Years after failing to save his wife from a fiery car wreck, brilliant but obsessive biologist Dr. David Banner (Bill Bixby, TV's My Favorite Martian and The Magician) is determined to discover why some human beings are able to exhibit feats of superhuman strength during times of crisis while others are not.  He is aided by foxy fellow scientist/love interest Dr. Elaina Marks (veteran TV actress Susan Sullivan).  Determining that increased gamma radiation from the sun's rays effects human strength, Banner accidentally exposes himself to a gamma overdose during a botched experiment, which causes him to painfully transform into a 7-foot green creature (Lou Ferrigno, Pumping Iron, Hercules) whenever he grows angry or terrified.  After spooking some hunters, the creature draws the attention of tabloid reporter Jack McGee (Jack Colvin, Embryo, Child's Play), who comes snooping around Banner's lab.  After McGee's meddling and the creature's destructive rage cause an accidental explosion, Marks is killed and Banner, believed to be dead, is forced to go on the run in hopes of finding a cure for his affliction...

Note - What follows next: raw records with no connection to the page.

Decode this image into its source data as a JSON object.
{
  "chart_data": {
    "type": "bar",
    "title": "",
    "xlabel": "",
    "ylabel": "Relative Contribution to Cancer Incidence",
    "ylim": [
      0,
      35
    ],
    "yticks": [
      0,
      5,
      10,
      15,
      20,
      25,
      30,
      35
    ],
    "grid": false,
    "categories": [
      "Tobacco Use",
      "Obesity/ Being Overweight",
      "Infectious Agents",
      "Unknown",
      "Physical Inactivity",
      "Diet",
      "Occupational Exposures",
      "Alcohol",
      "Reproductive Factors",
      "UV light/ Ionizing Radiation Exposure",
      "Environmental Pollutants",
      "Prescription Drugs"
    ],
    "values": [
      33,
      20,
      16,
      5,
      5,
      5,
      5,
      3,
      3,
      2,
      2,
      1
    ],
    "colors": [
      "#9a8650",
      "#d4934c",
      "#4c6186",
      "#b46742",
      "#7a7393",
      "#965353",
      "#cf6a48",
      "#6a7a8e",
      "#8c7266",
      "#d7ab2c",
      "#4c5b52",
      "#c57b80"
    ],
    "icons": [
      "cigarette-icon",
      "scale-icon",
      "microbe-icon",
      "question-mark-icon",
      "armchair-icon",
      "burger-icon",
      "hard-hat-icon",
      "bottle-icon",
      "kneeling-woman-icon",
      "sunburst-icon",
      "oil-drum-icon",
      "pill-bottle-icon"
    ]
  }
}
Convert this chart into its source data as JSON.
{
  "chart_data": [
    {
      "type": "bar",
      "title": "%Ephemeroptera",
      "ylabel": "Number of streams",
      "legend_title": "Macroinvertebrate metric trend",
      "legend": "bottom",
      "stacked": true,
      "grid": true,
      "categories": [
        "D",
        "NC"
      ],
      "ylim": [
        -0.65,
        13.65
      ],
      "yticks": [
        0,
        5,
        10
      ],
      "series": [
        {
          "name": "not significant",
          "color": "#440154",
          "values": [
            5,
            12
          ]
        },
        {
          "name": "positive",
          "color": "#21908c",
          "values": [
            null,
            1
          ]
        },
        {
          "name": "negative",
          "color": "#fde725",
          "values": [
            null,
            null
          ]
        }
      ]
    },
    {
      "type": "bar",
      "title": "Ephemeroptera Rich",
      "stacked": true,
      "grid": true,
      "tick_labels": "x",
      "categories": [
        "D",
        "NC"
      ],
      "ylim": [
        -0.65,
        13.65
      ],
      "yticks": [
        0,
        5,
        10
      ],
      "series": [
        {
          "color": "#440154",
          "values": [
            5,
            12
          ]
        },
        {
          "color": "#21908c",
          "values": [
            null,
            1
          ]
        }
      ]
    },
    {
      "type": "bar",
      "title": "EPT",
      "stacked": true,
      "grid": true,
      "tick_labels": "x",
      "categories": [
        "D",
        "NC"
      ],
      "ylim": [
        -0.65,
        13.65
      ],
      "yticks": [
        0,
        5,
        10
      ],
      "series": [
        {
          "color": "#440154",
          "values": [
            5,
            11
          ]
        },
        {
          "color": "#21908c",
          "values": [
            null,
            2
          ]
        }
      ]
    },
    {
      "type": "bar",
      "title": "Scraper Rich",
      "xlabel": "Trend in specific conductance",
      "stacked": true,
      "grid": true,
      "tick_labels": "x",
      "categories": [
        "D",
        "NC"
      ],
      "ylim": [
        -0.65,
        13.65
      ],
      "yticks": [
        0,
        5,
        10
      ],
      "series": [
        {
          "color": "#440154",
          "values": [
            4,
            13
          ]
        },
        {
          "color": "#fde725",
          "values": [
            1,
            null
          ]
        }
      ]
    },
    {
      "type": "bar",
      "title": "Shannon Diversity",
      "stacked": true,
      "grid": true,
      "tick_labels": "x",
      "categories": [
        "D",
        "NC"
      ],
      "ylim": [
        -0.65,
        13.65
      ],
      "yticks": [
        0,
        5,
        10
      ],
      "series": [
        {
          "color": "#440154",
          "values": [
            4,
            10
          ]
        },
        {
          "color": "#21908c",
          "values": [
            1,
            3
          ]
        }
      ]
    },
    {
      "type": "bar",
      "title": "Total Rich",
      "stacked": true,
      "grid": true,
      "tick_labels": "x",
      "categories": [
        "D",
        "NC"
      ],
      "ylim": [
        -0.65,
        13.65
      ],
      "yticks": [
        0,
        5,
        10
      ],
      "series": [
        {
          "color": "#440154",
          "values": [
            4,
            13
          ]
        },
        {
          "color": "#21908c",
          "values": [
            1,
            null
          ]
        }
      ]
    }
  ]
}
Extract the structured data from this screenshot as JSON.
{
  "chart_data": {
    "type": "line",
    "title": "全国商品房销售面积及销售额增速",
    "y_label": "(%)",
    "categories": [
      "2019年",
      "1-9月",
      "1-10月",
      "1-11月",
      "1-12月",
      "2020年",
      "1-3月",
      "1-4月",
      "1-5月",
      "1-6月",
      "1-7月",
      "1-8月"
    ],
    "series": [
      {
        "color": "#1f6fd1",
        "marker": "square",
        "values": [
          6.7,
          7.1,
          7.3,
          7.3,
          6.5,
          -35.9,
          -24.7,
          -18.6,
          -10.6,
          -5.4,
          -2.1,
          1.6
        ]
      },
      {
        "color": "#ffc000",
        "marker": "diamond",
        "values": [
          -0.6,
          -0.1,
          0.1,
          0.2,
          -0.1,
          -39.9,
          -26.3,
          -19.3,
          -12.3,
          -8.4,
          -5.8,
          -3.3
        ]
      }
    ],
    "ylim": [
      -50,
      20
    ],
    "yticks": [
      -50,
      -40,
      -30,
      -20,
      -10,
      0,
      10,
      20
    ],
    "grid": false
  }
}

I'm pretty goddamn fond of 70s TV movies in general, and The Incredible Hulk is at the top of the heap of my personal favorites.  Writer/director Johnson (TV's Bionic Woman and V) was famously bewildered by comics and threw much of the source material away, choosing instead to base the tone of his film on Victor Hugo's Les Miserables and the melodramatic angst and mad scientist-trappings of Universal's classic Frankenstein and Wolf Man movies.  The comics fan in me may chaff at this, but I can't deny the effectiveness of the results.  As Banner, Bixby gives a soulful, riveting, haunted performance and grounds the film in broken human emotions.  His remains the DEFINITIVE screen Banner.  Ferrigno is imposing and genuinely scary as the monster and Colvin brings the right amount of sleaze and slime to his reporter role.  While the time-elapse transformation effects and slow-mo action sequences (something Johnson perfected during his tenure as showrunner on Bionic Woman) feel extremely dated today, the film carries an emotional weight that still resonates and is often lost amid the bombast of today's superhero blockbusters.  Jesus Christ, I'm getting all touchy-feely about a 70's superhero movie...Somebody get me a box of tissues!  The Incredible Hulk was a ratings smash and led to a 1978-82 regular television series.  That occasionally-effective, often-silly series never quite matched the high watermark set by this impressive movie.  Do check it out.  Fun fact:  though he's become indelibly linked with the character, Ferrigno was Johnson's third attempt at casting the role.  First choice Arnold Schwarzenegger was deemed too short and too handsome; second choice Richard Kiehl (Jaws from the Roger Moore Bond films) was actually cast and filmed for a few days, but was ultimately deemed "too skinny" to play the Hulk.